In this paper, we mainly present a machine learning based approach to detect websites by taking into account to achieve high accuracy without relying on any third-party systems. In phishing, the attackers typically try to deceive internet users by masking a webpage as an official genuine webpage to steal sensitive information such as usernames, passwords, social security numbers, credit card information, etc. Anti-phishing solutions like blacklist or whitelist, heuristic, and visual similarity based methods cannot detect zero-hour phishing attacks or brand-new websites. Moreover, earlier approaches are complex and unsuitable for real-time environments due to the dependency on third-party sources, such as a search engine. Hence, detecting recently developed phishing websites in a real-time environment is a great in the domain of cybersecurity. To overcome these problems, this paper proposes a strategy that extracts features from URL and hyperlink information of client-side only. We also develop a new dataset for the purpose of conducting experiments using popular machine learning classification techniques. Our experimental result shows that the proposed phishing detection approach is more effective having higher detection accuracy of 99.17% with the XG Boost technique than traditional approaches.

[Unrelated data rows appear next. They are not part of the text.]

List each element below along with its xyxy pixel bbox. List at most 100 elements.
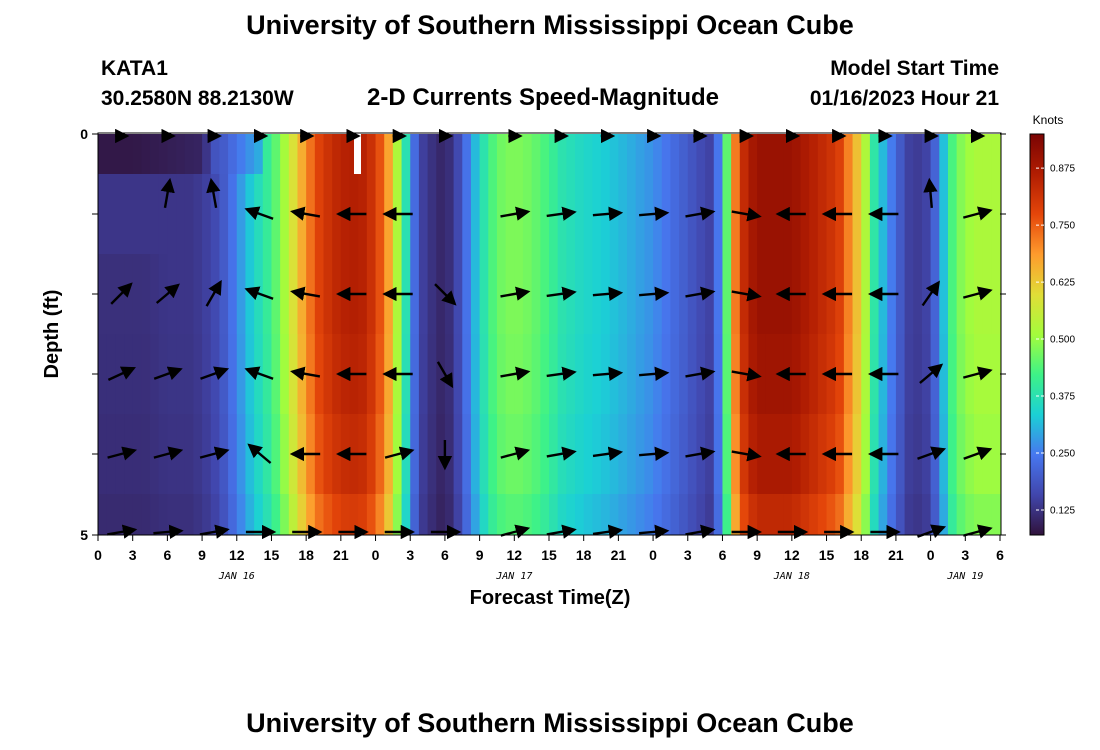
- heatmap-cell: [366, 334, 377, 414]
- heatmap-cell: [583, 174, 593, 254]
- heatmap-cell: [280, 414, 290, 494]
- current-vector-arrow: [110, 282, 133, 305]
- heatmap-cell: [809, 254, 819, 334]
- current-vector-arrow: [500, 446, 531, 461]
- heatmap-cell: [453, 254, 463, 334]
- current-vector-arrow: [290, 366, 321, 381]
- heatmap-cell: [280, 254, 290, 334]
- heatmap-cell: [410, 334, 420, 414]
- heatmap-cell: [262, 494, 273, 535]
- heatmap-cell: [713, 134, 724, 174]
- heatmap-cell: [852, 174, 862, 254]
- heatmap-cell: [765, 414, 776, 494]
- colorbar-gradient: [1029, 133, 1045, 536]
- heatmap-cell: [947, 414, 958, 494]
- heatmap-cell: [150, 134, 160, 174]
- heatmap-cell: [280, 174, 290, 254]
- heatmap-cell: [392, 494, 403, 535]
- heatmap-cell: [731, 254, 741, 334]
- heatmap-cell: [869, 134, 880, 174]
- heatmap-cell: [167, 174, 177, 254]
- heatmap-cell: [150, 254, 160, 334]
- heatmap-cell: [757, 254, 767, 334]
- heatmap-cell: [904, 174, 914, 254]
- x-tick-label: 0: [372, 547, 380, 563]
- heatmap-cell: [531, 134, 541, 174]
- heatmap-cell: [332, 494, 342, 535]
- heatmap-cell: [575, 254, 585, 334]
- heatmap-cell: [947, 174, 958, 254]
- heatmap-cell: [731, 334, 741, 414]
- heatmap-cell: [453, 414, 463, 494]
- heatmap-cell: [956, 494, 966, 535]
- current-vector-arrow: [500, 524, 531, 539]
- heatmap-cell: [973, 494, 984, 535]
- x-axis-title: Forecast Time(Z): [470, 587, 631, 609]
- heatmap-cell: [956, 134, 966, 174]
- heatmap-cell: [722, 334, 732, 414]
- heatmap-cell: [262, 174, 273, 254]
- heatmap-cell: [479, 334, 489, 414]
- current-vector-arrow: [199, 446, 230, 461]
- heatmap-cell: [991, 174, 1001, 254]
- heatmap-cell: [418, 134, 429, 174]
- current-vector-arrow: [638, 446, 670, 462]
- station-coordinates: 30.2580N 88.2130W: [101, 87, 294, 110]
- current-vector-arrow: [290, 206, 321, 221]
- heatmap-cell: [184, 494, 194, 535]
- heatmap-cell: [184, 174, 194, 254]
- heatmap-cell: [991, 334, 1001, 414]
- heatmap-cell: [219, 174, 229, 254]
- model-start-label: Model Start Time: [830, 57, 999, 80]
- day-label: JAN 19: [946, 571, 983, 582]
- heatmap-cell: [835, 494, 845, 535]
- heatmap-cell: [531, 414, 541, 494]
- current-vector-arrow: [685, 286, 716, 301]
- heatmap-cell: [288, 334, 299, 414]
- heatmap-cell: [496, 494, 507, 535]
- x-tick-label: 6: [719, 547, 727, 563]
- heatmap-cell: [731, 174, 741, 254]
- heatmap-cell: [791, 494, 802, 535]
- heatmap-cell: [98, 254, 108, 334]
- heatmap-cell: [965, 494, 975, 535]
- heatmap-cell: [176, 334, 186, 414]
- heatmap-cell: [713, 174, 724, 254]
- x-tick-label: 12: [229, 547, 245, 563]
- current-vector-arrow: [500, 366, 531, 381]
- heatmap-cell: [722, 414, 732, 494]
- heatmap-cell: [288, 174, 299, 254]
- page-title: University of Southern Mississippi Ocean…: [246, 10, 854, 40]
- current-vector-arrow: [546, 286, 577, 301]
- heatmap-cell: [488, 414, 498, 494]
- heatmap-cell: [418, 334, 429, 414]
- heatmap-cell: [141, 494, 151, 535]
- heatmap-cell: [271, 134, 281, 174]
- heatmap-cell: [436, 494, 446, 535]
- heatmap-cell: [340, 494, 351, 535]
- heatmap-cell: [861, 414, 871, 494]
- heatmap-cell: [982, 174, 992, 254]
- heatmap-cell: [323, 254, 333, 334]
- heatmap-cell: [184, 414, 194, 494]
- heatmap-cell: [323, 334, 333, 414]
- heatmap-cell: [444, 134, 455, 174]
- heatmap-cell: [696, 494, 706, 535]
- heatmap-cell: [496, 174, 507, 254]
- x-tick-label: 15: [819, 547, 835, 563]
- current-vector-arrow: [962, 206, 993, 221]
- missing-data-gap: [354, 134, 361, 174]
- heatmap-cell: [861, 174, 871, 254]
- x-tick-label: 6: [163, 547, 171, 563]
- heatmap-cell: [245, 494, 255, 535]
- heatmap-cell: [193, 414, 203, 494]
- current-vector-arrow: [638, 366, 670, 382]
- heatmap-cell: [496, 334, 507, 414]
- current-vector-arrow: [153, 524, 184, 540]
- heatmap-cell: [496, 254, 507, 334]
- current-vector-arrow: [155, 283, 180, 304]
- heatmap-cell: [774, 134, 784, 174]
- heatmap-cell: [575, 414, 585, 494]
- heatmap-cell: [193, 174, 203, 254]
- heatmap-cell: [323, 414, 333, 494]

在本文中,我们主要提出一种基于机器学习的方法来检测网站,该方法通过考虑在不依赖任何第三方系统的情况下实现高精度。在网络钓鱼中,攻击者通常试图通过将网页伪装成官方真实网页来欺骗互联网用户,以窃取用户名、密码、社会安全号码、信用卡信息等敏感信息。诸如黑名单或白名单、启发式以及基于视觉相似性的反网络钓鱼解决方案无法检测零时差网络钓鱼攻击或全新网站。此外,早期方法由于依赖第三方来源(如搜索引擎)而复杂且不适用于实时环境。因此,在实时环境中检测最近开发的网络钓鱼网站是网络安全领域的一大挑战。为克服这些问题,本文提出一种仅从客户端的URL和超链接信息中提取特征的策略。我们还为使用流行的机器学习分类技术进行实验开发了一个新的数据集。我们的实验结果表明,所提出的网络钓鱼检测方法比传统方法更有效,使用XG Boost技术时检测准确率高达99.17%。